Maher takes an interesting approach when interviewing subjects. I’m guessing most of the setups qualify as some sort of ambush, meaning his subjects aren’t really sure what they were getting into. The film is directed by Larry Charles (Borat), who is no stranger to brutal interview sneak attacks. I’m sorry, but when people are this ignorant, stubborn and hypocritical, I’m more than happy to see them get caught like a squirrel who broke too late in its effort to scamper across the highway.

After seducing his subjects with good humor, Maher’s fangs come out. He even smokes a joint with the head of some sort of strange marijuana religion in Amsterdam, before mocking him (an interview that concludes with the subject’s hair catching on fire).

Maher does a beautiful job of showing how people have basically bastardized the beauty of Jesus’ teaching. Actually, he questions whether Jesus ever really existed. He cites other pre-Christ religions that included prophets who were born on Dec. 25, were crucified, and resurrected from the dead, as proof of this argument. Oh man, he clearly doesn’t care who he disturbs.

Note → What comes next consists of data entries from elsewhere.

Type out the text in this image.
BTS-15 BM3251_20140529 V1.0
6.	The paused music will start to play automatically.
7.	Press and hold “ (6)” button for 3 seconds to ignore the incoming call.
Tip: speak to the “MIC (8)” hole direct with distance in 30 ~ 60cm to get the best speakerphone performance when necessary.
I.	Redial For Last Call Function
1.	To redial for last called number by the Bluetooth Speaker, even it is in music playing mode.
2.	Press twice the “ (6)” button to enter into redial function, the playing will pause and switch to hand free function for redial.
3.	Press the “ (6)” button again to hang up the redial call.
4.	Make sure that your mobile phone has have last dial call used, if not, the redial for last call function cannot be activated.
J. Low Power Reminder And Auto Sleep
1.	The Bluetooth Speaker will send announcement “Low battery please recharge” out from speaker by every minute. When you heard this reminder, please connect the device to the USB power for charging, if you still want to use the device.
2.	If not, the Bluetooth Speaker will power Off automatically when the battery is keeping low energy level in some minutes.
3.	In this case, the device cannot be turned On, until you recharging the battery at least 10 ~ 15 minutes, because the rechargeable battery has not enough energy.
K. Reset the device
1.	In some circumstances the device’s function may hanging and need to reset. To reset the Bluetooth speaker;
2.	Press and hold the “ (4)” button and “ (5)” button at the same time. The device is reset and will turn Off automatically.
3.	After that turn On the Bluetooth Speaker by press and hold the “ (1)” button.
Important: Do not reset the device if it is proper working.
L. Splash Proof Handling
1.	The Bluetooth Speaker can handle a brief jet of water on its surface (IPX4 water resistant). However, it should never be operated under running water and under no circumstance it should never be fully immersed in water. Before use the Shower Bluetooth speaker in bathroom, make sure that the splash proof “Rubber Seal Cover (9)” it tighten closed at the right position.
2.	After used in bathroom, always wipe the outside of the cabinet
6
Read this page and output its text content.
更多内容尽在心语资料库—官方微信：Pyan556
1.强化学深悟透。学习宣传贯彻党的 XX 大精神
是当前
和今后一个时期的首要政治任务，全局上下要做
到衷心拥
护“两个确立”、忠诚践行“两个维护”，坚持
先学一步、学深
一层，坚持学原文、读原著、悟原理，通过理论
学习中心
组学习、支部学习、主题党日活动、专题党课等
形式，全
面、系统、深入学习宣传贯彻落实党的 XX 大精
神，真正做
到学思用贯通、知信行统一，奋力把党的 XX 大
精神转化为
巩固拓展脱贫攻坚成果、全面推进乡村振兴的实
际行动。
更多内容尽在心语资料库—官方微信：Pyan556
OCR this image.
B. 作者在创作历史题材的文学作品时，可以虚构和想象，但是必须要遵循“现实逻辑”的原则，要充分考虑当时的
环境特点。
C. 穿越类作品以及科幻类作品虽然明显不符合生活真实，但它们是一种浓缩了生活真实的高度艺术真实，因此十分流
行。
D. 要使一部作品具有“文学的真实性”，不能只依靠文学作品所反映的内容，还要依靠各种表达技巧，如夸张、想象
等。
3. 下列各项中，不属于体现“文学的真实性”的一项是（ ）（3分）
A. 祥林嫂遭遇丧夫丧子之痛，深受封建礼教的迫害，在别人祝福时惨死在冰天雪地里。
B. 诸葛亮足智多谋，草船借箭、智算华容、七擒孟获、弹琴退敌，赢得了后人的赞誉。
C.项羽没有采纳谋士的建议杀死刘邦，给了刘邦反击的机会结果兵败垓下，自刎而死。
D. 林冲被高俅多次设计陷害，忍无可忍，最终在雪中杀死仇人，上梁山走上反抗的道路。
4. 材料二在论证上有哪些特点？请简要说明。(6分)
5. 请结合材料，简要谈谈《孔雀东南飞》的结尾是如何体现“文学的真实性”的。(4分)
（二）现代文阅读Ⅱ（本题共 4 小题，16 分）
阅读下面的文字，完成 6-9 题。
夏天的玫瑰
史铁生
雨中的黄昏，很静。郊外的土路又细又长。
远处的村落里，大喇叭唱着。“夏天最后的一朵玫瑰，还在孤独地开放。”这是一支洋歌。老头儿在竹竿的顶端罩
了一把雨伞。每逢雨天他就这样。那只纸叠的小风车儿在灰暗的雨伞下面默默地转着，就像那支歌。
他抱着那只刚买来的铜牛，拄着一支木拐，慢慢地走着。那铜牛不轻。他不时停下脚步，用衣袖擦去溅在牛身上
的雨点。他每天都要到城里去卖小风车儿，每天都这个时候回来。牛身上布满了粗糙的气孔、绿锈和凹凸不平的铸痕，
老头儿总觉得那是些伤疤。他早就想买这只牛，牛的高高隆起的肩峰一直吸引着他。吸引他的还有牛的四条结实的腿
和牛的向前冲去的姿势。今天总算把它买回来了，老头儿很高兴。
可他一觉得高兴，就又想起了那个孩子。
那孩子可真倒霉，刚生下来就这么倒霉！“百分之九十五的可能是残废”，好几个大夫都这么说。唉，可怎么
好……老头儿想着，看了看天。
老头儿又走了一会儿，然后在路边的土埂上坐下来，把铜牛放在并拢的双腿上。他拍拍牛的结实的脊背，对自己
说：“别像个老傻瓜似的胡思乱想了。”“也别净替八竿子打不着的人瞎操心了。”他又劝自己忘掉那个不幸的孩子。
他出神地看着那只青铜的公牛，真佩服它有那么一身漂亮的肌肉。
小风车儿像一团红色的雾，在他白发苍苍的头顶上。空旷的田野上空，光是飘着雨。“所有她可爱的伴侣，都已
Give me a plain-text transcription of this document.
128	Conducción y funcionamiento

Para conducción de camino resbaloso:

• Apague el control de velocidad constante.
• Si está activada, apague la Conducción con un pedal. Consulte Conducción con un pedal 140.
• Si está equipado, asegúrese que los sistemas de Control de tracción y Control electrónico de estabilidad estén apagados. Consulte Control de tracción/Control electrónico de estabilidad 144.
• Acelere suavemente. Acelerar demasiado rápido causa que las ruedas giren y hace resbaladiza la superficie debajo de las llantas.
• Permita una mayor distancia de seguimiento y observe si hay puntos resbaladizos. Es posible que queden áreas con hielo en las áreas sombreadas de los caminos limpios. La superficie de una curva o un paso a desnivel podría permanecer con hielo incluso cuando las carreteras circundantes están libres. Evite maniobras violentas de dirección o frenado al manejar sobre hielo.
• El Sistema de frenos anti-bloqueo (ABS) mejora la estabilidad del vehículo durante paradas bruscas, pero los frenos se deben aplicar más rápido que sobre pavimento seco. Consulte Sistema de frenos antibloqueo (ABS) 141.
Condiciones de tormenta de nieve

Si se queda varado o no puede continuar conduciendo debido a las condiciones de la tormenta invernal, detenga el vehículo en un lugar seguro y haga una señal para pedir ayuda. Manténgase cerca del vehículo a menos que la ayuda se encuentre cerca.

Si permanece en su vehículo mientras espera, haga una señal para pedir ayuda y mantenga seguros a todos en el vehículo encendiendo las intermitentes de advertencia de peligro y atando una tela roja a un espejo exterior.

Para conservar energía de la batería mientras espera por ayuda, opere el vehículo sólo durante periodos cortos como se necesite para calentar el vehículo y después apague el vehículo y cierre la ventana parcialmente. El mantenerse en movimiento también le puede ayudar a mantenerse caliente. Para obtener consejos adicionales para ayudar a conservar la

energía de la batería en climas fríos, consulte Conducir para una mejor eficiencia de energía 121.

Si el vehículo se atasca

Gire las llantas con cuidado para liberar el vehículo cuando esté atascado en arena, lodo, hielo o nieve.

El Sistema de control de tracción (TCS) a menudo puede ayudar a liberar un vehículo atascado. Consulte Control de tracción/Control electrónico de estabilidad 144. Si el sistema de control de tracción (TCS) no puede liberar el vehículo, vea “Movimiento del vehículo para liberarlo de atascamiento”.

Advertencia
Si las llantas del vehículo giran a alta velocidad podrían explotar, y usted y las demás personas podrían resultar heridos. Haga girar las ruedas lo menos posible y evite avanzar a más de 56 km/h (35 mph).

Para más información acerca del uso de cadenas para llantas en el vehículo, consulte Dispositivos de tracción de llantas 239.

Ultimately, Maher sees religion as just plain silly, and can’t believe intelligent beings choose to believe that dinosaurs existed with man and that the fate of man changed when a talking snake recommended a certain fruit. In one case, he uses an old anti-Mormon propaganda cartoon that I recall seeing in Sunday school when I was a kid. It made me laugh then, and it makes me laugh now.

By film’s end, Maher is no longer laughing. He’s pissed off, looking straight into the camera and telling doubters to speak up and tell the religiously devout to grow up. It’s his belief that religion is a corrosive force and that organized religion is contributing to our eventual deaths. Amen, Bill … amen.